How do we affect the mental state of our audience for their learning journey? As founder of the Brain Friendly Learning Group, Collins employs these 6 tactics to help training material stick to learners in a way it never has before:
Humans are used to learning and moving at the same time. As time has gone on, however, we have started to move less. Despite our best efforts, we have yet to become pure modern learners due to our lack of movement.
Trying to incorporate movement and exercise into your journey is important to the development and memory of your learners. Anything that helps them to stand up, walk around, and group together encourages them to move and puts them in a mental state where they are ready to receive information.
When you’re curious, you want to know more. Piquing the interest of your audience will keep them entrenched in your topic and have them interested in learning more.
To promote curiosity, try one of the following methods:
- Start with a story without giving away the ending
- Take part in a research activity
- Read an article and have group discussion
Giving learners a chance to discover information for themselves provokes their curiosity to come out and will result in a greater opportunity for them to learn.

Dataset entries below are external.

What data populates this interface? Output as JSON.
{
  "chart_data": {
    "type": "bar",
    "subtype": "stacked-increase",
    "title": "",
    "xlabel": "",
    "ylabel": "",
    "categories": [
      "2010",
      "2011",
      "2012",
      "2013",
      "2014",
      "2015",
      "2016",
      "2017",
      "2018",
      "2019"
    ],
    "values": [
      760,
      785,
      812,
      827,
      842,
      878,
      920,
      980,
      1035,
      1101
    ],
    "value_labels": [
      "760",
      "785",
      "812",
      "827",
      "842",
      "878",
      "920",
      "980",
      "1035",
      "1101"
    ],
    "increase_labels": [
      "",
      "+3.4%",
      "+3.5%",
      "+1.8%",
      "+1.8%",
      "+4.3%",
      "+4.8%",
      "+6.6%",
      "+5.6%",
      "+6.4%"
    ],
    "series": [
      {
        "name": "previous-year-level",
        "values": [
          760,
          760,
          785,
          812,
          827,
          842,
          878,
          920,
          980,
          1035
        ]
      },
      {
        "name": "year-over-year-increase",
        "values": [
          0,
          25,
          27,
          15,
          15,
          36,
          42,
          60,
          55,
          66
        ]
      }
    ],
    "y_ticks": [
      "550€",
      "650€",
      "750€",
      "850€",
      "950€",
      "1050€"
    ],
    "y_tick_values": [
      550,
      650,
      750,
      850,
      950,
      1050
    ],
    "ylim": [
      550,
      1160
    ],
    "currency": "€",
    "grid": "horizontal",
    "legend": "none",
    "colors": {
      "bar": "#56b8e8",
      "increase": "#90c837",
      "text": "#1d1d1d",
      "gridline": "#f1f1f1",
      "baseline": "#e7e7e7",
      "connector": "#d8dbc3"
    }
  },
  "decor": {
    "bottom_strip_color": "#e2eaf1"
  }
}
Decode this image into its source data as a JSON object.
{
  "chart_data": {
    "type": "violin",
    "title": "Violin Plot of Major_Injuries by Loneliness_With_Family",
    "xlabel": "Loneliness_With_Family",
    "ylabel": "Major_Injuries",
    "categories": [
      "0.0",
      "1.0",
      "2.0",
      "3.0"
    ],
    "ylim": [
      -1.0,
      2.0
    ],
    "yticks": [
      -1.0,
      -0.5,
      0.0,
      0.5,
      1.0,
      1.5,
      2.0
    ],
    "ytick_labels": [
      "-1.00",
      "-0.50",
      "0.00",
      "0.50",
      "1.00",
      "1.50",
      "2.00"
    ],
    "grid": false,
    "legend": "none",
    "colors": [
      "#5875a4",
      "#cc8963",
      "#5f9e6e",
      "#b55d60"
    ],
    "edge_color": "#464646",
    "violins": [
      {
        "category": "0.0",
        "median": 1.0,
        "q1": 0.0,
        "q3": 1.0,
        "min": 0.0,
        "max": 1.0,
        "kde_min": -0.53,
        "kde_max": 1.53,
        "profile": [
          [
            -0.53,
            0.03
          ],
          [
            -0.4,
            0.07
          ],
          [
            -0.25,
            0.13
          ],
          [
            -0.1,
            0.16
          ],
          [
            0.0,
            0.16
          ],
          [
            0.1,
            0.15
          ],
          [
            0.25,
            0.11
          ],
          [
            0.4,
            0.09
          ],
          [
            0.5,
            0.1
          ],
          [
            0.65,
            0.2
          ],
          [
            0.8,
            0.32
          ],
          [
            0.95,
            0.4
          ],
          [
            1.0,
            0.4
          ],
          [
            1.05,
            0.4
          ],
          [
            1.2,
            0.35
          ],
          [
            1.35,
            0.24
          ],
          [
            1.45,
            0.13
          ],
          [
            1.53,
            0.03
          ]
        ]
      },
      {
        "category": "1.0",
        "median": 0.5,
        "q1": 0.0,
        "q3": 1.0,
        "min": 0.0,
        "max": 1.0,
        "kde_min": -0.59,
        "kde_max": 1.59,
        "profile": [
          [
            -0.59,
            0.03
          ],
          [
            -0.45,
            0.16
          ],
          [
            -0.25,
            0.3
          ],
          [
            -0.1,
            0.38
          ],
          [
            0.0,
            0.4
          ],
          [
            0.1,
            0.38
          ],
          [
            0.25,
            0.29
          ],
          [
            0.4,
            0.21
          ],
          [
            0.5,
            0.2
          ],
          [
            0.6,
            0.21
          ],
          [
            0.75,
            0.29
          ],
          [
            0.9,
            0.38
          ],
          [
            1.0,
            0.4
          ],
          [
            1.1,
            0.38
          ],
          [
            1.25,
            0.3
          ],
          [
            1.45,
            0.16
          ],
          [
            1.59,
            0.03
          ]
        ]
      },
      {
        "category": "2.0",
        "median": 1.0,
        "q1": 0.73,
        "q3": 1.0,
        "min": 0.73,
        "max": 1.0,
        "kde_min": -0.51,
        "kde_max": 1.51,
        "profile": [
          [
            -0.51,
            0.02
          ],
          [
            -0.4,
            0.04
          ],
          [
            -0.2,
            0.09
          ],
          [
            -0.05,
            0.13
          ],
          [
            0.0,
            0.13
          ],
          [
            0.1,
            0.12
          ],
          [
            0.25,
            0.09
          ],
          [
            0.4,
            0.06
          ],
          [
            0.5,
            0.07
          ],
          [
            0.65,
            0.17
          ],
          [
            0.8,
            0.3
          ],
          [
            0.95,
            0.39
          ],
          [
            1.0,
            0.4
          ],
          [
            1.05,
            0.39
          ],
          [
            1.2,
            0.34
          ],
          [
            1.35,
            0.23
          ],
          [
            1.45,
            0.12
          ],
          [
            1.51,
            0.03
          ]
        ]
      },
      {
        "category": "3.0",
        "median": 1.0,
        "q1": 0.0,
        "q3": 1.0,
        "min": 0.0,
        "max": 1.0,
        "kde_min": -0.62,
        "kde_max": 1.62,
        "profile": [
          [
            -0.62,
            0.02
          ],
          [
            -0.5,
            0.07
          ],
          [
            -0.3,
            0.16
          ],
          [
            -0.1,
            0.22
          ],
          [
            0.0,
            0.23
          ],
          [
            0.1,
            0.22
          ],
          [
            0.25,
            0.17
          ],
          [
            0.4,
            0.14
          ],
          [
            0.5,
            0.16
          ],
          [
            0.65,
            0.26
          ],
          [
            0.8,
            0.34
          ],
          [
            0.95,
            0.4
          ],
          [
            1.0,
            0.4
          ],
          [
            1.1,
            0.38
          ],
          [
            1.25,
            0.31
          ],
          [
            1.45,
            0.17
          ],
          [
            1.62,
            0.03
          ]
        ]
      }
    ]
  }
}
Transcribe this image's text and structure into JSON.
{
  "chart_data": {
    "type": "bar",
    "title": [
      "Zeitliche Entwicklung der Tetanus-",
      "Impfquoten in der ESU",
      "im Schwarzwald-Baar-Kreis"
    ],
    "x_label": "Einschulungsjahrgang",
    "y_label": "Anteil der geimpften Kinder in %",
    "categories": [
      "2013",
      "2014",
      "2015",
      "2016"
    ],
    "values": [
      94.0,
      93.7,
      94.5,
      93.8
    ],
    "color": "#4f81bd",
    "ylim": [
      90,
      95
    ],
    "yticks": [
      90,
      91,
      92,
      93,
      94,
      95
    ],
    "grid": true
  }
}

Context is king. Our brains can remember more of what we learn based on environment, meaning trainers must help replicate the environments where the material can be applied.
By completing tasks in a replicated work environment, learners can retain knowledge easier. Next time you instruct a class, try enhancing the learning experience by doing your best to create a work scenario where they would need to apply their knowledge to fix a real issue.
Distraction is not the same as attention. What you might think is capturing the attention of your audience is actually distracting them from what you’re trying to teach.
To get proper attention, ensure that you use neutral colors in the background of your presentation (to contrast the font in the foreground), refrain from using italics and underlining words, and use easy-to-read font. These will help your learners take in information easier.
One of the best ways to make your learning stick is to incorporate multisensory language that creates strong memory hooks for your learners.
For example, if you give someone a list of words, they are not likely to remember most of them. However, if you include images, noises, or color to connect with those words, that person is more likely to commit some of the words to memory.
Take the time to create detailed and easy-to-read language on your presentation and handouts to improve the opportunity for your learners to take in all available information.
Consider the written content your learners will be viewing in your class. Lowercase writing tends to be easier to process, while uppercase writing requires more concentration.
In relation to the type of font you’re using, make sure to write using lowercase words to help your learners and shape your content in the best way possible.
Anyone can lose an audience’s attention when they ramble for too long. But by incorporating these tactics, you can get learners excited about your materials and help the information stick to their brains like glue.